A U.S. prosecutor told a jury that greed drove hedge fund manager Raj Rajaratnam to establish a corrupt network of people to trade on inside information and make millions in illegal profits, as the trial got under way in the biggest Wall Street insider trading case in a generation.
Rajaratnam, sitting impassively as prosecutor Jonathan Streeter spoke, went on trial in New York on Wednesday in a high-stakes clash with the government. The U.S. Justice Department has made insider trading probes into the secretive hedge fund industry a priority, and the Rajaratnam prosecution is its signature case.
Greed and corruption. This is a case about that man right there, Raj Rajaratnam, using stolen business information to make tens of millions of dollars, Streeter, an assistant U.S. attorney, told the jury, gesturing toward Rajaratnam.
The Sri Lankan-born Rajaratnam, 53, sat with his seven lawyers. His chief defense lawyer, John Dowd, was to get his turn to address the jury later on Wednesday.
In the wood-paneled courtroom, the prosecutor stood at a podium in front of the jury, with dozens of white and brown cardboard document boxes and files piled in one corner, under the defense table and next to the prosecutors.
Streeter said Rajaratnam, founder of the Galleon Group hedge funds, obtained an illegal advantage over ordinary investors.
He exploited a corrupt network of people to obtain information about company secrets such as earnings and mergers, the prosecutor said.
SECRETS AND WIRETAPS
The 12 jurors, including a nurse, a graphic artist and a city transportation department employee, were chosen from a pool of about 150 people.
In a trial expected to last two months, the five men and seven women will hear about corporate secrets, wiretaps and cooperating witnesses who are expected to testify about illicit stock tips allegedly fed to the Galleon Group founder.
The government accuses Rajaratnam of reaping $45 million in illegal profit between 2003 and March 2009.
Rajaratnam's defense team will provide some insight into its trial strategy in the face of hundreds of secretly recorded phone calls and several friends who could testify for the prosecution. His lawyers contend that the government has significantly broadened its definition of insider trading.
Not since the mid-1980s has a Wall Street insider trading case grabbed such wide public attention. Then, speculator Ivan Boesky, Drexel Burnham Lambert and its junk bond chief, Michael Milken, were prosecution targets.
Jury selection, which began on Tuesday, went relatively quickly for such a high-profile case.
At one point during U.S. District Judge Richard Holwell's questioning of prospective jurors, a 47-year-old woman said she only watches comedies on TV and Holwell responded, I agree.

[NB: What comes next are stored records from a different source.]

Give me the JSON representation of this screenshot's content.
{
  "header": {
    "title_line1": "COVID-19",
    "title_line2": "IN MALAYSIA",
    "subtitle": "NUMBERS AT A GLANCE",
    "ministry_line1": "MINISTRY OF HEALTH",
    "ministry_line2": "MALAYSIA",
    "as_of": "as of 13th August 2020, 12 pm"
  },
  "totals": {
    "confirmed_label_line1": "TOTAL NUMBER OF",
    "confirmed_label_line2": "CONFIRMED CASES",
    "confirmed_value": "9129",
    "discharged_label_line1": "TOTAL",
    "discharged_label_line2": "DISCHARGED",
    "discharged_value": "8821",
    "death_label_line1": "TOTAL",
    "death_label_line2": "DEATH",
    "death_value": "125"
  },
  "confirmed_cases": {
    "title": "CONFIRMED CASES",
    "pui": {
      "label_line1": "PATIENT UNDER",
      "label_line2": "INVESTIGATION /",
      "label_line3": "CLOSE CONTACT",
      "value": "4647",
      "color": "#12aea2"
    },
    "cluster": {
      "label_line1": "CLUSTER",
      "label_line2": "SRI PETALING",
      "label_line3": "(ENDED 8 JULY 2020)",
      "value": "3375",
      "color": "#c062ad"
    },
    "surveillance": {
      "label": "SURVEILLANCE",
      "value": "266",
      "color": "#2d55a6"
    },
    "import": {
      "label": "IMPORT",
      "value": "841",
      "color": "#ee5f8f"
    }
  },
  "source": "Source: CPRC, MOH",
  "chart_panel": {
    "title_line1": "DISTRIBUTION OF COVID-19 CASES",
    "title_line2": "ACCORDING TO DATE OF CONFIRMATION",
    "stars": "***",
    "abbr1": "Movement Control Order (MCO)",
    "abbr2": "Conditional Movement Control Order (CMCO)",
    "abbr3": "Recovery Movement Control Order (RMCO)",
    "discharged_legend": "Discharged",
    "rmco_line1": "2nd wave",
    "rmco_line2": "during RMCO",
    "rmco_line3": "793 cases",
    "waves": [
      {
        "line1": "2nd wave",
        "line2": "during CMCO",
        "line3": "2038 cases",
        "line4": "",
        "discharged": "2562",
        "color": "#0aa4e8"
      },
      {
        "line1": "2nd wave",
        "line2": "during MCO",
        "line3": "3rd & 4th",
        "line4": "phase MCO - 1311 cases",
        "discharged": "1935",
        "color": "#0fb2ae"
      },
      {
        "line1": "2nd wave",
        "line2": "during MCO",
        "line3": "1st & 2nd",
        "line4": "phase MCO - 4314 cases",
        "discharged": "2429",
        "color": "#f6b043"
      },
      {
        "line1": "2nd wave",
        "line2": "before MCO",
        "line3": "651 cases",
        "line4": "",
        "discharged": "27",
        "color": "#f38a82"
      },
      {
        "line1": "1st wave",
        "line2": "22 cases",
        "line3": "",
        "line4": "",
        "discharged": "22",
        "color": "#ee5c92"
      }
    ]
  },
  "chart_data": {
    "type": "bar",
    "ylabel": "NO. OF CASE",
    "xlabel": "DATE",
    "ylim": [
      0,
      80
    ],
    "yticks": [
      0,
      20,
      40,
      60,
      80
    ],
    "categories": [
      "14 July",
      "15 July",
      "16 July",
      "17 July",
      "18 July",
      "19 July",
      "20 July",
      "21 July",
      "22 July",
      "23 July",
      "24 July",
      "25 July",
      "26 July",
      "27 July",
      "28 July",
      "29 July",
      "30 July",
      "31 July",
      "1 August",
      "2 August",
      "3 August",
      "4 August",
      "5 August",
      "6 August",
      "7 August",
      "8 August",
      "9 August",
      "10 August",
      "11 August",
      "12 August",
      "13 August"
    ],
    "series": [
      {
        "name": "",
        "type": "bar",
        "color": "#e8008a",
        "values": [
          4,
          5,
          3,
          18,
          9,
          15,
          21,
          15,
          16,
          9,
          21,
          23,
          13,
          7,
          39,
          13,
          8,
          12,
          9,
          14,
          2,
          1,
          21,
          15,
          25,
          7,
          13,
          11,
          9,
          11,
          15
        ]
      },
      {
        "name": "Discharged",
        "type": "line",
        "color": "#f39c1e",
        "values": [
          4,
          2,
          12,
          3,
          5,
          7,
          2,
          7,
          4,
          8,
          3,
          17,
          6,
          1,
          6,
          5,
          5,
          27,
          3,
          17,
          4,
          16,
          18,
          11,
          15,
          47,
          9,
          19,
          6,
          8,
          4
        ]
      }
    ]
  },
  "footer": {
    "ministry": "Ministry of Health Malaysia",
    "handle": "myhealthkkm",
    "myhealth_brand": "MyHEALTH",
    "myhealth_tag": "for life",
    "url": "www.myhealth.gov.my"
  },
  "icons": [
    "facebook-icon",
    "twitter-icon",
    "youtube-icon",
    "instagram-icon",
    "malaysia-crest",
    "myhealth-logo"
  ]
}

One prospective juror said he did not read newspapers because he found them to be depressing.
Everyone in the courtroom laughed when another recounted watching Two and A Half Men, the TV show that fired actor Charlie Sheen after his rants about the show's creator.
Asked what she liked to do in her free time, one said jury duty bringing laughter. She is on the panel.
But the case is no laughing matter for Rajaratnam, who could go to prison for 20 years if convicted of the most serious charge of securities fraud.
Since arresting Rajaratnam in October 2009 and announcing criminal charges against 26 former traders, executives and lawyers, authorities have pressed on with what they call the biggest ever hedge fund insider trading probe.
Nineteen people have pleaded guilty in the Galleon case. It stands apart from past insider trading investigations because of the government's wide-scale use of phone taps. Jurors will hear up to 173 audio recordings during the trial.
The case is USA v Raj Rajaratnam, U.S. District Court for the Southern District of New York, No. 09-01184.